Turns out AI implementation works exactly like this.
You’ve watched enough optimization projects die. The team builds a beautiful AI workflow, maps every step, assigns clear owners, tracks metrics. Three months later, nobody’s using it. Why? They tried to force adoption instead of letting it grow organically.
Younger managers default to builder mode because it feels like control. “We’ll roll out AI tools Q1, train everyone Q2, measure adoption Q3.” You know better. You’ve seen those rollouts fail repeatedly. The ones that work? Someone starts using Claude for one task, shares results in Slack, three people try it, someone finds a different use case, it spreads.
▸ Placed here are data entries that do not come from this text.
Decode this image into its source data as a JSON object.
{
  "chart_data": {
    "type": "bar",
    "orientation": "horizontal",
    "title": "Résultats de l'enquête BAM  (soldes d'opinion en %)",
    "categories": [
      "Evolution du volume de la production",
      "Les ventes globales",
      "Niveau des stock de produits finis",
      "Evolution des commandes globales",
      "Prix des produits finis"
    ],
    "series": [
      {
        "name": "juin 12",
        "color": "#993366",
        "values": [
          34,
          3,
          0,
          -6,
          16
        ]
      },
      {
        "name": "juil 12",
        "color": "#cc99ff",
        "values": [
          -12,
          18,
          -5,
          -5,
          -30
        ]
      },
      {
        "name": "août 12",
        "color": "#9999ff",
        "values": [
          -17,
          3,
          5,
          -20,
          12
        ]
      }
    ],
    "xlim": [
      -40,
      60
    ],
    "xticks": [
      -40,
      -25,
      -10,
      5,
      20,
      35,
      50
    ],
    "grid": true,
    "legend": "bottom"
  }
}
That’s not lack of planning—it’s recognizing when systems need space to evolve. You provide the nutrients (access, permission, examples), remove obstacles (bad tools, unclear policies), curate what works (celebrate wins, share patterns). But you don’t force the outcome.
This judgment—knowing when to garden versus when to build—comes from seeing both approaches play out dozens of times. You’ve watched forced AI rollouts create resentment and wasted budget. You’ve watched organic adoption create advocates and unexpected use cases. That pattern recognition is your edge.
Context
Alex Komoroske spent 13 years at Google (Search, Chrome, Maps AR) and led corporate strategy at Stripe. The gardener vs builder framework emerged from watching projects succeed and fail at scale.
The insight applies broadly—organizational change, AI adoption, team development—anywhere systems can grow organically. For experienced leaders, this isn’t a new skill to learn.
It’s recognizing you’ve already seen enough optimization death spirals to know when to stop forcing and when to nurture. That pattern recognition only comes from watching both approaches repeatedly.